IOE - Faculty of Education and Society


Being young in Brexit Britain

A UCL-funded project that explored young people's attitudes towards and aspirations after the Brexit referendum.

This project examined young people's attitudes towards Brexit and explores their hopes, fears, and aspirations for the future of Britain (and for their own future in Britain). 

In the process, the study focused not just on young Remainers, but also shedded much needed light on the attitudes, aspirations and identities of young people that supported Britain leaving the EU.

The project ended in December 2018.


Preliminary analysis of the EU referendum results indicated that young people under 30 were more likely to vote Remain, and we know that young people are more likely to report having a post-national identity that incorporates a European dimension.

We expected that this age group would be more likely to be affected by many of the negative consequences that have been predicted (such as higher unemployment, and greater restrictions on mobility for study and work, to name but two). 

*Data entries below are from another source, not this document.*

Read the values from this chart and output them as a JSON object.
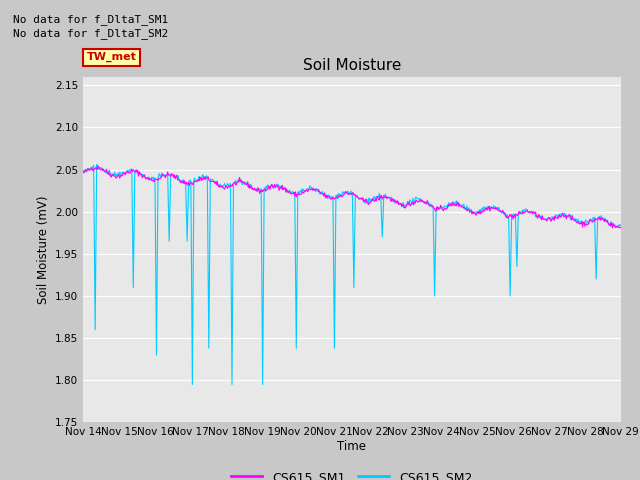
{
  "title": "Soil Moisture",
  "ylabel": "Soil Moisture (mV)",
  "xlabel": "Time",
  "text_no_data_1": "No data for f_DltaT_SM1",
  "text_no_data_2": "No data for f_DltaT_SM2",
  "tw_met_label": "TW_met",
  "ylim": [
    1.75,
    2.16
  ],
  "yticks": [
    1.75,
    1.8,
    1.85,
    1.9,
    1.95,
    2.0,
    2.05,
    2.1,
    2.15
  ],
  "xtick_labels": [
    "Nov 14",
    "Nov 15",
    "Nov 16",
    "Nov 17",
    "Nov 18",
    "Nov 19",
    "Nov 20",
    "Nov 21",
    "Nov 22",
    "Nov 23",
    "Nov 24",
    "Nov 25",
    "Nov 26",
    "Nov 27",
    "Nov 28",
    "Nov 29"
  ],
  "legend_labels": [
    "CS615_SM1",
    "CS615_SM2"
  ],
  "legend_colors": [
    "#ff00ff",
    "#00ccff"
  ],
  "background_color": "#c8c8c8",
  "plot_bg_color": "#e8e8e8",
  "grid_color": "#ffffff",
  "tw_met_box_color": "#ffffaa",
  "tw_met_border_color": "#cc0000",
  "tw_met_text_color": "#cc0000"
}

In light of this, we wanted to examine young Briton's attitudes towards the results and its aftermath, their expectations and aspirations for the future, and whether their identities were starting to shift away from the post-national position that we have come to expect of the younger generation.

In the process, this project also aimed to shed light on the attitudes, aspirations and identities of the young people that supported Britain leaving the EU.

Although this is a minority position, this view is one that is held by a substantial minority of young people (c. 30% by some estimates). This group are not only typically characterised as being 'left behind' by globalisation but they also tend to be overlooked by debates which instead focus on the position that most young people have taken (i.e. to support Remain).

Even though these young Leavers are often less likely to vote, understanding their motivations and aspirations is important if we are to understand the wider socio-political context in which their civic and political identities are emerging, and the potential consequences of this for social and political attitudes and behaviours.


We looked at these questions from a qualitative perspective, using a combination of focus groups and in-depth interviews.

The young participants were between the ages of 15 and 29, and at a range of different stages in young adulthood (studying at further education college or university, on the cusp of graduation, experiencing their first full-time employment, or struggling to find work).